Cautionnement pénal : (loi du 17/07/1970 du Code de procédure pénale). Procédure visant a verser par une personne mise en examen et placée sous contrôle judiciaire une somme d'argent qui sera remise a la Caisse des dépôts et consignations, afin de s'assurer de sa présence lors de l'instruction et du versement de l'indemnité due a la victime ou de l'amende. Le juge d'instruction l'ordonne et en fixe le montant. Si la personne est condamnée, l'État retiendra le montant de l'amende (le solde sera rembourse avec quelques mois de retard) ; si la personne est condamnée a une peine d'emprisonnement avec sursis, l'amende sera remboursée une fois la peine purgée.
Charge de mission : une personne chargée de mission est liée par un contrat en vue d'une mission donnée.
Condamne : détenu qui purge une peine.
Cour de cassation : juridiction suprême de l'ordre judiciaire.
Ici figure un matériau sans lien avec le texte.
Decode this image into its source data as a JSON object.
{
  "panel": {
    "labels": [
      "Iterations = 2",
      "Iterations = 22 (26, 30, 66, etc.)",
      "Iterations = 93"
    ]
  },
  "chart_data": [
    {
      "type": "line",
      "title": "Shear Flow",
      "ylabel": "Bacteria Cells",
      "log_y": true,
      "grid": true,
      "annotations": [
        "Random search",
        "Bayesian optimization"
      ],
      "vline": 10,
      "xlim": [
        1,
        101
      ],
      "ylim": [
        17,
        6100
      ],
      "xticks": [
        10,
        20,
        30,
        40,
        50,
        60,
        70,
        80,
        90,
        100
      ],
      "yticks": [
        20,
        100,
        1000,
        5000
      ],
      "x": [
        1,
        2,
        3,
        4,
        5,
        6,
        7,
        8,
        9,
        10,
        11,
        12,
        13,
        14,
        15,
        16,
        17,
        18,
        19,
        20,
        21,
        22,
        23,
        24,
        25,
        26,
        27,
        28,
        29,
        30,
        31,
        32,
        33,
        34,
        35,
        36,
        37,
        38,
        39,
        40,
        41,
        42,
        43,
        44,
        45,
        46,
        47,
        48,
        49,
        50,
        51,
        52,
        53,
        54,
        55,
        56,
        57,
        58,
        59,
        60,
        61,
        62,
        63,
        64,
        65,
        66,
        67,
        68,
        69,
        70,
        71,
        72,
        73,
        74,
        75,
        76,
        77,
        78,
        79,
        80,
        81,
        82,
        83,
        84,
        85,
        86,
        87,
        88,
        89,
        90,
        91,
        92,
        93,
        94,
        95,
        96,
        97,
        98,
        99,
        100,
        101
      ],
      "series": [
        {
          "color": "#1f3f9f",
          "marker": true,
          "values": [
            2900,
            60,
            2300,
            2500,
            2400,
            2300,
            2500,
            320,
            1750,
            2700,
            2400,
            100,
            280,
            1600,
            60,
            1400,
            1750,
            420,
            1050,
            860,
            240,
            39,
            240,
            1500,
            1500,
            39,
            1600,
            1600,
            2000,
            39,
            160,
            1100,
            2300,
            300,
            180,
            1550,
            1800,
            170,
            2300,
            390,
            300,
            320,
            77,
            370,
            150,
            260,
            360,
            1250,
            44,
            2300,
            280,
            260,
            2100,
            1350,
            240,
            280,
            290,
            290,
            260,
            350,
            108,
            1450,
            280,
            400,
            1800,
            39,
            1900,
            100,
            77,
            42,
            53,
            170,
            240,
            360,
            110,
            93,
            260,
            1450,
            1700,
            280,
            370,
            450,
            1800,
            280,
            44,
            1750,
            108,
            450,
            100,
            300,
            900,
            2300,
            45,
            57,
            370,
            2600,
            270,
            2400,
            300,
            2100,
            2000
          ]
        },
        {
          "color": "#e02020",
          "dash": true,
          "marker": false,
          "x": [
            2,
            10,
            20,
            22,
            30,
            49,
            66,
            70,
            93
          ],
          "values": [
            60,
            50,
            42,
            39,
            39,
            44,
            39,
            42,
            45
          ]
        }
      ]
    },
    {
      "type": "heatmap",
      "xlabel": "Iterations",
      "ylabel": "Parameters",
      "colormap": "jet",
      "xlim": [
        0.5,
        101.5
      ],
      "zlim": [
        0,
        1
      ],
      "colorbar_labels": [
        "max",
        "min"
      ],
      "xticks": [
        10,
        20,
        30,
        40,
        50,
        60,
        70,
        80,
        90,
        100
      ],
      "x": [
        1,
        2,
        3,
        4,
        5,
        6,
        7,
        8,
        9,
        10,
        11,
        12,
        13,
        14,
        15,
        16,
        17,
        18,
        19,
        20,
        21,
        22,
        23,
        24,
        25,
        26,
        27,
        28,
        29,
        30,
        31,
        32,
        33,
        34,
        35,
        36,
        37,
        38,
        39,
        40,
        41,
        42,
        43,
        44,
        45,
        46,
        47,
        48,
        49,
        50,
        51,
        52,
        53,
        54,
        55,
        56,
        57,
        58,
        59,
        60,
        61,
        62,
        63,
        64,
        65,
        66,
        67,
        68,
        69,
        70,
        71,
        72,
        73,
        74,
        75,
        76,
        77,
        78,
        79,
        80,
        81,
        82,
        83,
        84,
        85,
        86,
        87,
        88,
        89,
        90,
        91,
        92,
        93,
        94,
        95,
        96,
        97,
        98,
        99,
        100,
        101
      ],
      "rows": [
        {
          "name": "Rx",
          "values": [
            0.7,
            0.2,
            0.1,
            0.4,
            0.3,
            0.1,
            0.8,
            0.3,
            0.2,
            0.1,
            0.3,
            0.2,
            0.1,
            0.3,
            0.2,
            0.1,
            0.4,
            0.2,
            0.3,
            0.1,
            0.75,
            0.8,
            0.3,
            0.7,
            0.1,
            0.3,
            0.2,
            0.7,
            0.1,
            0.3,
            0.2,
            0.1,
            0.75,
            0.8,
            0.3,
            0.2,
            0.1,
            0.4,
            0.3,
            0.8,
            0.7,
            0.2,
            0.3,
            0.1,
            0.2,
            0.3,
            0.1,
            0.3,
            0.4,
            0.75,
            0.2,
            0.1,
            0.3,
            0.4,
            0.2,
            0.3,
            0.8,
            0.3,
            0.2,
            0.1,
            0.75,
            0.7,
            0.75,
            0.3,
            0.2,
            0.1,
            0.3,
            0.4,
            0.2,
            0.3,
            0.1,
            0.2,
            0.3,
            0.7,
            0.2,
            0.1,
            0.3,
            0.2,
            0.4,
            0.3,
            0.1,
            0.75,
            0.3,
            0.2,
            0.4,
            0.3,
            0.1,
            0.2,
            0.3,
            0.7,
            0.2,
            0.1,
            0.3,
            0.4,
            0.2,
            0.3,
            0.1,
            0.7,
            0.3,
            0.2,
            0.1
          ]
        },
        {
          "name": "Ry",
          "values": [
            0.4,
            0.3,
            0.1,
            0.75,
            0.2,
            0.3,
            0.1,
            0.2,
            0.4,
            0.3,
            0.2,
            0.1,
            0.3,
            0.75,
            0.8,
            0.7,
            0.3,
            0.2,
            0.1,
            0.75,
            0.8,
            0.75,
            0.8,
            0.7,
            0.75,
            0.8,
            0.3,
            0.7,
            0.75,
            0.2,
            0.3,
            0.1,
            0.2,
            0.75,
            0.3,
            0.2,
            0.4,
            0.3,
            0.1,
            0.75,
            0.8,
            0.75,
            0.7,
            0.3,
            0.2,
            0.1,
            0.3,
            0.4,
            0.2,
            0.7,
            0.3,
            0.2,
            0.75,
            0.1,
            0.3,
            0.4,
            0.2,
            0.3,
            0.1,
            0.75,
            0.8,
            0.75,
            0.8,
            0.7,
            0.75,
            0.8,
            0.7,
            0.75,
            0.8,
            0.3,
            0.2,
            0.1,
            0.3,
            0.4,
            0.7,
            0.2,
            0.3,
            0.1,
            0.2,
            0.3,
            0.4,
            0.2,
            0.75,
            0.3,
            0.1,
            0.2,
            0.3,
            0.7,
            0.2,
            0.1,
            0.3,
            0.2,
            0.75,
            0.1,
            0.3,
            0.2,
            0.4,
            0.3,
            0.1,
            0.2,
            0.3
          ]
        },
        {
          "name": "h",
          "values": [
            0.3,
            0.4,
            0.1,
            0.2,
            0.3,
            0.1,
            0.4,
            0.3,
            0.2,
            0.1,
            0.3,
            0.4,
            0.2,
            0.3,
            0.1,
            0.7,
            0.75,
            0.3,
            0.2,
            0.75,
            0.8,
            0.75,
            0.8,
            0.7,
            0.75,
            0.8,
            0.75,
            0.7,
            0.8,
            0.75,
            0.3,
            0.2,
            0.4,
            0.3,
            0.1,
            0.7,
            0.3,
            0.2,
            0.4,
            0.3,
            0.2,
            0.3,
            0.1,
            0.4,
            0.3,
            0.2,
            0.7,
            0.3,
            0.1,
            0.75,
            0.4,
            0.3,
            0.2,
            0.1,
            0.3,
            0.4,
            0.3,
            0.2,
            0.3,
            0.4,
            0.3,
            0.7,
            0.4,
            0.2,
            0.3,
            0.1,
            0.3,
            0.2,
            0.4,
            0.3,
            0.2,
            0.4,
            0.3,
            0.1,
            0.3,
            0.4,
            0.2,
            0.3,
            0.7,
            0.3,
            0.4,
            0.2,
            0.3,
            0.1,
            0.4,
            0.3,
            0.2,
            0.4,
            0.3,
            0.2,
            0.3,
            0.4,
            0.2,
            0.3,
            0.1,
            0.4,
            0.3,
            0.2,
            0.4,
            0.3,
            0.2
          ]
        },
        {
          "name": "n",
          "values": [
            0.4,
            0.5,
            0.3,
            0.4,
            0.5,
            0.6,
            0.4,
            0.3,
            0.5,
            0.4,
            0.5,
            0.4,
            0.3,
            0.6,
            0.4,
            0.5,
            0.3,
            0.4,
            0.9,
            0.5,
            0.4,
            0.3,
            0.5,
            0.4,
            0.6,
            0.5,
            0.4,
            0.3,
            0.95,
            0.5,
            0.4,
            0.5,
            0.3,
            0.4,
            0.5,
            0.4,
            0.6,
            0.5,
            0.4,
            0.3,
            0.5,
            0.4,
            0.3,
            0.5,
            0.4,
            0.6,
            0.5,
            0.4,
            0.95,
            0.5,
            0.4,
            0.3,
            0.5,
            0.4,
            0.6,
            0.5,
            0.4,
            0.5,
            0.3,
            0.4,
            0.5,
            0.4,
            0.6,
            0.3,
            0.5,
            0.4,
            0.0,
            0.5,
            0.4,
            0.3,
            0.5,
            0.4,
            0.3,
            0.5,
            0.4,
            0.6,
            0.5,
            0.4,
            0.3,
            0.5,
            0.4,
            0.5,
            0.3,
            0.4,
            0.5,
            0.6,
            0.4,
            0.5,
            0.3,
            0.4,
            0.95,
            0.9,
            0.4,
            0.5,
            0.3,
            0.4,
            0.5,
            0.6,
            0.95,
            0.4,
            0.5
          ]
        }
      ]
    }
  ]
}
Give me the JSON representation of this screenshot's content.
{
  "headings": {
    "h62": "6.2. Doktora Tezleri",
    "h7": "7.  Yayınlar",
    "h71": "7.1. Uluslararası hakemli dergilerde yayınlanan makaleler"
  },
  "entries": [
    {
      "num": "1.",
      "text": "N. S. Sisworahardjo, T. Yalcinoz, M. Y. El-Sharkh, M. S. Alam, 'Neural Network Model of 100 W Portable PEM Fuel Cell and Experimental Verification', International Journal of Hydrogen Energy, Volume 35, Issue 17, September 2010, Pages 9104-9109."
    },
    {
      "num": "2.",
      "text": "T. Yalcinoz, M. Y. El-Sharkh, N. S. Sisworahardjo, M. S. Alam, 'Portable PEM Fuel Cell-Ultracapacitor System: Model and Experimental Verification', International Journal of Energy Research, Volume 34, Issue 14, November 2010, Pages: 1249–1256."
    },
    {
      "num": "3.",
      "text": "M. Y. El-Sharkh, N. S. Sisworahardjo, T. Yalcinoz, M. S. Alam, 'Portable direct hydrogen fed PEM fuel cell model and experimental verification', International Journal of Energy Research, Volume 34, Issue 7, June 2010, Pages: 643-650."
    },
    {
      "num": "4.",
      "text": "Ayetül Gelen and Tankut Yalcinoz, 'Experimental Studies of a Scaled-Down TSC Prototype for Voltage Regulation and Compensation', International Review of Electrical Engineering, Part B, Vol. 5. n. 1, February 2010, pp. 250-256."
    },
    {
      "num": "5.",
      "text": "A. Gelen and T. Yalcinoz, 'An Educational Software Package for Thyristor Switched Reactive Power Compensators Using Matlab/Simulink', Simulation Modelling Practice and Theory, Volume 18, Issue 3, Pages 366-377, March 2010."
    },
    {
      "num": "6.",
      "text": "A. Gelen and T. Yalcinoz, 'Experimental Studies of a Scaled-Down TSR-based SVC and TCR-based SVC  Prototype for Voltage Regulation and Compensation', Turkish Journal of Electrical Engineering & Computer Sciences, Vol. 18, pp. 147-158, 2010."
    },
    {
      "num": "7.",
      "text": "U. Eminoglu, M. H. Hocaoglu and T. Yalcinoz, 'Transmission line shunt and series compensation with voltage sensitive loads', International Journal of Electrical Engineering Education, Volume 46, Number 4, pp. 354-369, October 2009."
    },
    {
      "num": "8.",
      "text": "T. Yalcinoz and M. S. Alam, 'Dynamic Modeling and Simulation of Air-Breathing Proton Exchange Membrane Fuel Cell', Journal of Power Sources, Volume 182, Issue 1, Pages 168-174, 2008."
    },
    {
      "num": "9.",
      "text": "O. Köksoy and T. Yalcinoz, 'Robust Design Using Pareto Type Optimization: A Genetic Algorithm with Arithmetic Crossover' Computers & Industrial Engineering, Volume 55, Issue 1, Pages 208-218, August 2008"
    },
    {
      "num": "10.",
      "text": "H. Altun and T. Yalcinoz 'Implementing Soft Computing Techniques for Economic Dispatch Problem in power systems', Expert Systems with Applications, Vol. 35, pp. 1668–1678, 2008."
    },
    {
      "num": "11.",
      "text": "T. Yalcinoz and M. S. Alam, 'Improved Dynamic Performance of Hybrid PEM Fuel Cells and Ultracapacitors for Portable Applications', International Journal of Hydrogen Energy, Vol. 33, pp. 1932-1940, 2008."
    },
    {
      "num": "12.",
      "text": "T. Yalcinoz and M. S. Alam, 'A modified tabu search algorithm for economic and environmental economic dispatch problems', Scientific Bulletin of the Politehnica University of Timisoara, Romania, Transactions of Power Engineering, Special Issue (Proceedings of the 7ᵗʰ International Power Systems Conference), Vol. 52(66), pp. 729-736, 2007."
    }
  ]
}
Elle rejette un pouvoir ou casse (annule) la décision de la Cour d'appel.
Établissements pour peines : centres de détention, centres pénitentiaires (comprenant au moins deux quartiers a régime de sécurité) et maisons centrales (intégralement soumises a un régime de sécurité). Ces établissements sont destines pour les longues peines.
Libération conditionnelle : réserve aux condamnes ayant accompli la moitie de leur détention ou les 2/3 en cas de récidive (6 mois si la peine est de moins de 9 mois).
Mafia : association secrète, clan réunissant des individus plus ou moins dénués de scrupules.
Maison d'arrêt : pour les prévenus et les condamnes a une peine inférieure a un an.
Normatif : est normatif ce qui prescrit une norme (bien que les normes sont la plupart du temps relatives), c'est a dire un état habituel, conforme a la moyenne générale des cas et considérée le plus souvent comme la règle. Ce qui est normatif est donc ce qui établit la norme, dont le but est d'enseigner les règles.
Peine ou période de sûreté : Les condamnes pour faits particulièrement graves ne peuvent bénéficier de mesures individuelles comme permissions de sortie ou libération conditionnelle qu'après avoir accompli au moins la moitie de leur peine (sur décision de la juridiction, délai portable au 2/3 et jusqu'a 30 ans dans certains cas de réclusion criminelle a perpétuité).
Prévenu : détenu qui n'a pas encore été jugé par un tribunal.
Recel : action de détenir et de cacher illégalement (des bijoux, par exemple).
Semi-liberte : régime pénitentiaire permettant a un condamne d'exercer une activité professionnelle hors de la prison pendant la journée mais il doit dormir dans établissement.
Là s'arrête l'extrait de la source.